Your article for 9 Aug 1924 says that this was the date the Shenandoah docked with the Patoka - and may, in the date-line boundary sense of the world, be correct. However, the US Naval History and Heritage Command web site, and others, show and 8 Aug date of that event. I think you are a day off.
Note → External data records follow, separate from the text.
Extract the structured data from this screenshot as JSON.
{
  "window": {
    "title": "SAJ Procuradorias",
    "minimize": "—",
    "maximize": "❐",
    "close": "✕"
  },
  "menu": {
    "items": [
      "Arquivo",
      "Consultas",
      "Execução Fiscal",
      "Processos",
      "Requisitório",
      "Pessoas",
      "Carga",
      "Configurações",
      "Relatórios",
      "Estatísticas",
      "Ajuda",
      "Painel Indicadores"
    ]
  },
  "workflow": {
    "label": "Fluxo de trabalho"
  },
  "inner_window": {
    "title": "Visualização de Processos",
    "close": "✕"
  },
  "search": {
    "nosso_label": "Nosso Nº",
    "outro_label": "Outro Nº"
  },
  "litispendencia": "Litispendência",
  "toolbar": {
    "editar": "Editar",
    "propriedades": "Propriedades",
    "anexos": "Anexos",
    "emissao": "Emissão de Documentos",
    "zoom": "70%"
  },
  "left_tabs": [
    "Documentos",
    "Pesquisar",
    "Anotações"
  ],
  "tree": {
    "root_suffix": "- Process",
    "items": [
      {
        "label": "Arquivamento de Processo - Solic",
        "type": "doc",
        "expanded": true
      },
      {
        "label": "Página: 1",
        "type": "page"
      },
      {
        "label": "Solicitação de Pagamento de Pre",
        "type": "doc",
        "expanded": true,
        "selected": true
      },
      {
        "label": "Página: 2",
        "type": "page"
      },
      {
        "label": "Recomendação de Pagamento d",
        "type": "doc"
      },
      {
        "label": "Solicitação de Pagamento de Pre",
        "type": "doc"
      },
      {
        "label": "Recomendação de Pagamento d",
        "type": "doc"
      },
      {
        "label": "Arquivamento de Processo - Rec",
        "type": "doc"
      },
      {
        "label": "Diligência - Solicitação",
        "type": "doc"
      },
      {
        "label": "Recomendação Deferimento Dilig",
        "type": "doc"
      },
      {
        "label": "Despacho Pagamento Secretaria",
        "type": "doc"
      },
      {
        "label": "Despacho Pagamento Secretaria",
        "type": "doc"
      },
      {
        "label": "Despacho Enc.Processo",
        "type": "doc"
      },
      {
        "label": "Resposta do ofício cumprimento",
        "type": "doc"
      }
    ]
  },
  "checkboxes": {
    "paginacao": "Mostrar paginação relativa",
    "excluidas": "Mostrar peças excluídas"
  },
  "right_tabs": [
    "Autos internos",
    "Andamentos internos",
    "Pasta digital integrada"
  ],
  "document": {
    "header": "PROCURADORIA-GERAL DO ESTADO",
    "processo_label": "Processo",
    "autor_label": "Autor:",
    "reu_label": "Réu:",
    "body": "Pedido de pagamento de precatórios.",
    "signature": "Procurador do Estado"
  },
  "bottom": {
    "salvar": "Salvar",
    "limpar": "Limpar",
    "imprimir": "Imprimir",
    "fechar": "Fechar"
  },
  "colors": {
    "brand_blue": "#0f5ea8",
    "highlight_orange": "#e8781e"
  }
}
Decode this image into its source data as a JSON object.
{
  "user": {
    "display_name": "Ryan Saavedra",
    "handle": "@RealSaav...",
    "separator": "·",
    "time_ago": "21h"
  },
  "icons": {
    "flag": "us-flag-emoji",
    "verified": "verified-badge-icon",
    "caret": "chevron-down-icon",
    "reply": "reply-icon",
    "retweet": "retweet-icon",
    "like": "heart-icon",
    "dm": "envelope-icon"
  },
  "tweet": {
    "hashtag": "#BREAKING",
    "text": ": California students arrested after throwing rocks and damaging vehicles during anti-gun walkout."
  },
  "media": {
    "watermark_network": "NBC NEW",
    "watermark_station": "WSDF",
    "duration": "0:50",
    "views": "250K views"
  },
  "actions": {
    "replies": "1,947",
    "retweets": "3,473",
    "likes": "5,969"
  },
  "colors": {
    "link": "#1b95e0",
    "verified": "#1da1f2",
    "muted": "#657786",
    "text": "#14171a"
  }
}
Check: https://www.history.navy.mil/today-in-history/august-8.html
2. Stella Thornton says:
1 Sep 2017 10:08:19 AM

Please could I ask you contact me as Sgt George Benton is my grandfather and you mentioned him in one of your threads ref Dunkirk - he used a stretcher to walk over on East mole to take casualties to a ship to be casivac -my email is stellarithornton@gmail.com
Thank you so much
Stella
3. Thomas Lee says:
17 Feb 2018 01:43:54 PM

For 23 Feb 1943, AC sites "seven tankers sunk by ACOUSTIC TORPEDOES."
The Germans did not deploy such devices until march of that year, per Wikipedia:

https://en.wikipedia.org/wiki/G7e_torpedo#G7e

Scroll down to the citation for the model G7e/T4 Falke

All the best, Tom Lee
4. Jacquelyn Frith-Crofts says:
7 Mar 2023 02:36:36 AM

I am a great Neice of Jack Frith, killed in the Suez Maru atrocity, and have written a book on the atrocity - and you have erroneously repeated the myth that there was a survivor. this myth is sometimes presented as an 'amusing anecdote' but we the families do not find it amusing, and I would like to request that you remove the sentence ' Of the 549 British and Dutch prisoners, there was only one survivor, Kenneth Thomas, who was picked up twenty-four hours later by an Australian ship. ww2dbase [AC] '

The myth was perpetuated by COFEPOW and they have removed the source, probably from D Courant. Please refer to the family group on facebook @suezmaru
I would be grateful for your understanding on this point.